Contacted by the Pitch by e-mail, psychiatrist Myers declined to comment.
On the phone from the Potosi Correctional Center, Parkus said the decision
didn't matter to him. Parkus said his mind was on other things, such as
biblical prophecies and dreams and the wars in Iraq and Afghanistan. "To
go over and invade that country for all their gold and diamonds? I know
that's what it is. I just can't prove it."
Nixon has appealed Stillwell's order. O'Brien expects the Missouri Supreme
Court to make a final ruling on Parkus' sentence next spring. "If Judge
Stillwell had said, 'Nah, he's not mentally retarded,' we'd be worried,"
O'Brien says. But with Stillwell's ruling, O'Brien adds, "it would be
extraordinary indeed if they [the judges on the Missouri Supreme Court]
say, 'Go ahead and execute him anyway.'"
(source: The Pitch)
MASSACHUSETTS:
House could debate Romney death penalty next week
The Massachusetts House could debate Gov. Mitt Romney's death penalty bill
as soon as next week, a spokeswoman for House Speaker Salvatore DiMasi
said Wednesday.
Romney filed his legislation in April, seeking capital punishment for
"very, very rare circumstances," such as terrorism, serial killing and
torturing, or murdering police or other public servants.
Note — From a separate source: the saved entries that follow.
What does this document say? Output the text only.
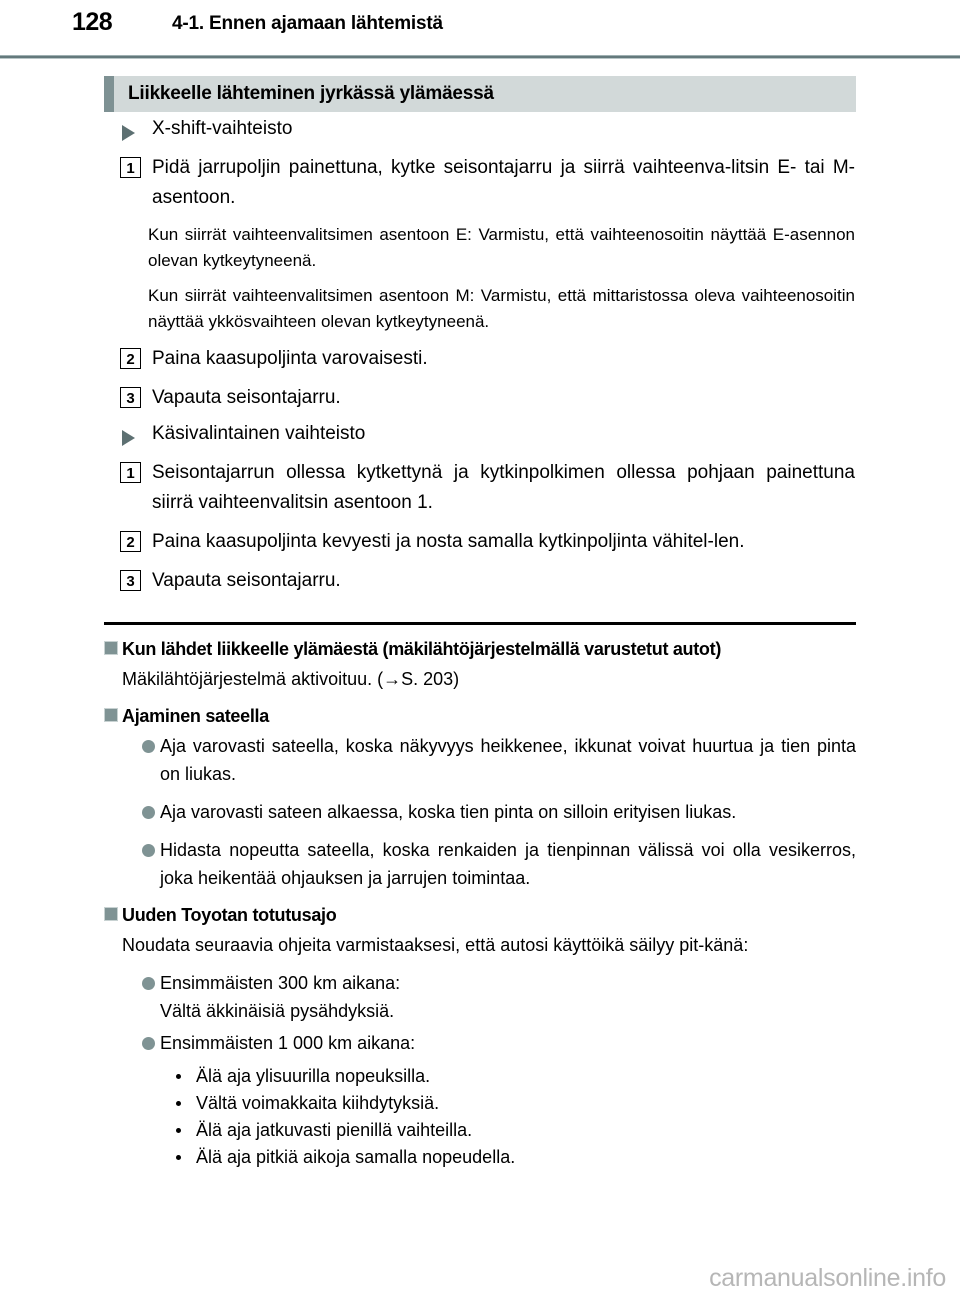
128	4-1. Ennen ajamaan lähtemistä
Liikkeelle lähteminen jyrkässä ylämäessä
X-shift-vaihteisto
1 Pidä jarrupoljin painettuna, kytke seisontajarru ja siirrä vaihteenva-litsin E- tai M-asentoon.
Kun siirrät vaihteenvalitsimen asentoon E: Varmistu, että vaihteenosoitin näyttää E-asennon olevan kytkeytyneenä.
Kun siirrät vaihteenvalitsimen asentoon M: Varmistu, että mittaristossa oleva vaihteenosoitin näyttää ykkösvaihteen olevan kytkeytyneenä.
2 Paina kaasupoljinta varovaisesti.
3 Vapauta seisontajarru.
Käsivalintainen vaihteisto
1 Seisontajarrun ollessa kytkettynä ja kytkinpolkimen ollessa pohjaan painettuna siirrä vaihteenvalitsin asentoon 1.
2 Paina kaasupoljinta kevyesti ja nosta samalla kytkinpoljinta vähitel-len.
3 Vapauta seisontajarru.
Kun lähdet liikkeelle ylämäestä (mäkilähtöjärjestelmällä varustetut autot)
Mäkilähtöjärjestelmä aktivoituu. (→S. 203)
Ajaminen sateella
Aja varovasti sateella, koska näkyvyys heikkenee, ikkunat voivat huurtua ja tien pinta on liukas.
Aja varovasti sateen alkaessa, koska tien pinta on silloin erityisen liukas.
Hidasta nopeutta sateella, koska renkaiden ja tienpinnan välissä voi olla vesikerros, joka heikentää ohjauksen ja jarrujen toimintaa.
Uuden Toyotan totutusajo
Noudata seuraavia ohjeita varmistaaksesi, että autosi käyttöikä säilyy pit-känä:
Ensimmäisten 300 km aikana:
Vältä äkkinäisiä pysähdyksiä.
Ensimmäisten 1 000 km aikana:
Älä aja ylisuurilla nopeuksilla.
Vältä voimakkaita kiihdytyksiä.
Älä aja jatkuvasti pienillä vaihteilla.
Älä aja pitkiä aikoja samalla nopeudella.
carmanualsonline.info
Romney said his plan would have the nation's highest level of proof for
ensuring that only the guilty were executed, using scientific evidence
such as DNA and multiple checks and balances, including review by the
Supreme Judicial Court.
He estimated that only 1 or 2 people a year would face the penalty in the
state every year under the bill.
Critics say there's no way to craft a foolproof death penalty bill and
that innocent people could still be put to death.
Death penalty bills have faced increasing opposition from state lawmakers
in recent years.
Massachusetts is one of just a dozen states without capital punishment.
The last execution here was in 1947.